Aquel modo de expresarse, cortante y en ráfagas, como las de una ametralladora, siempre interrumpido por el «¡señor!» al final, estaba sacando a Norman de sus casillas. Las volvió a mirar: los almidonados uniformes cubrían músculos poderosos. Norman no creyó poder abrirse paso por la fuerza. Más allá de la puerta vio a Harry, acostado de espaldas y roncando: era un momento perfecto para aplicarle la inyección.

– ¡Doctor Johnson! ¿Podemos ver lo que lleva en la mano, señor?

– ¡No, maldición, no pueden!

– ¡Muy bien, señor!

Norman dio media vuelta y regresó al Cilindro D.

– Lo vi todo -dijo Beth, señalando el monitor con un gesto de la cabeza.

Norman miró el monitor y vio a las dos mujeres en el corredor. Después observó el otro monitor que estaba al lado, y que mostraba la esfera.

– ¡La esfera se ha modificado! -exclamó Norman.

No había la menor duda de que las estrías espiraladas de la puerta estaban alteradas: el patrón era más complejo y se había desplazado hacia arriba. Norman se hallaba segurísimo de que había cambiado.

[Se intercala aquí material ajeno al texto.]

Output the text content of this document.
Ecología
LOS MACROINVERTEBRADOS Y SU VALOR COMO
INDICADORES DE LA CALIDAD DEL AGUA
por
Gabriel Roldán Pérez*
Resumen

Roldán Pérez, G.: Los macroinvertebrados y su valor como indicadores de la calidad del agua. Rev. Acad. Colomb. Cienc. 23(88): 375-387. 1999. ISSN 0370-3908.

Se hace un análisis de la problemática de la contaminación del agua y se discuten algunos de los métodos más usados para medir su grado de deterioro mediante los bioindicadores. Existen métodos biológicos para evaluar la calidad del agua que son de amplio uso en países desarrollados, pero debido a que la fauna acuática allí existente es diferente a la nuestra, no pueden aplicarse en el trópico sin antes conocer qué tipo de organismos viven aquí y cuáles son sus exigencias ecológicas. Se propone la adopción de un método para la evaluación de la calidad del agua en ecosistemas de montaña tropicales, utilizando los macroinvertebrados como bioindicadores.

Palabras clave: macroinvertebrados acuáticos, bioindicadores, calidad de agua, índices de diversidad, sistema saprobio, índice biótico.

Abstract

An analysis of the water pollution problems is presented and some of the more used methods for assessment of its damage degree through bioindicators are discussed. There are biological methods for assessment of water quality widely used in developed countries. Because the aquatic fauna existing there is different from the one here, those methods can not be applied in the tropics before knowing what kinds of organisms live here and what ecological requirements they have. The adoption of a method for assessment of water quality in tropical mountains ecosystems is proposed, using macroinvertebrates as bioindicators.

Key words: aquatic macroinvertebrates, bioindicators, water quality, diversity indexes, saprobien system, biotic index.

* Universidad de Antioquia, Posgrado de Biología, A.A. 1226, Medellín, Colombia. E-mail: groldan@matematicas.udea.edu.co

– Creo que tienes razón -admitió Beth.

– ¿Cuándo ocurrió eso?

– Podemos pasar las cintas más tarde. De momento, lo mejor será que nos encarguemos de esas dos.

– ¿Cómo? -preguntó Norman.

– Muy sencillo -contestó Beth cerrando los puños-. En el Cilindro B tenemos cinco puntas de lanza explosivas. Iré allí, sacaré dos y haré volar a los ángeles de la guarda. Tú entras corriendo y le pinchas.

La fría resolución de Beth habría resultado estremecedora, de no haber mediado el hecho de que la mujer estaba tan hermosa. Ahora sus rasgos poseían una refinada distinción. A cada minuto que transcurría, Beth parecía volverse más elegante.

– ¿Los lanzadores automáticos están en el B? -preguntó Norman.

– Claro que sí: mira el monitor. -Beth apretó un botón-. ¡Demonios!

En el Cilindro B faltaban los lanzadores neumáticos de dardos.

– Creo que el hijo de puta protegió sus flancos -dijo Norman-. ¡El bueno de Harry!

Beth miró a Norman con gesto meditativo.

– Norman, ¿te encuentras bien?

– Por supuesto. ¿Por qué?

– Hay un espejo en el botiquín de primeros auxilios. Ve a mirarte.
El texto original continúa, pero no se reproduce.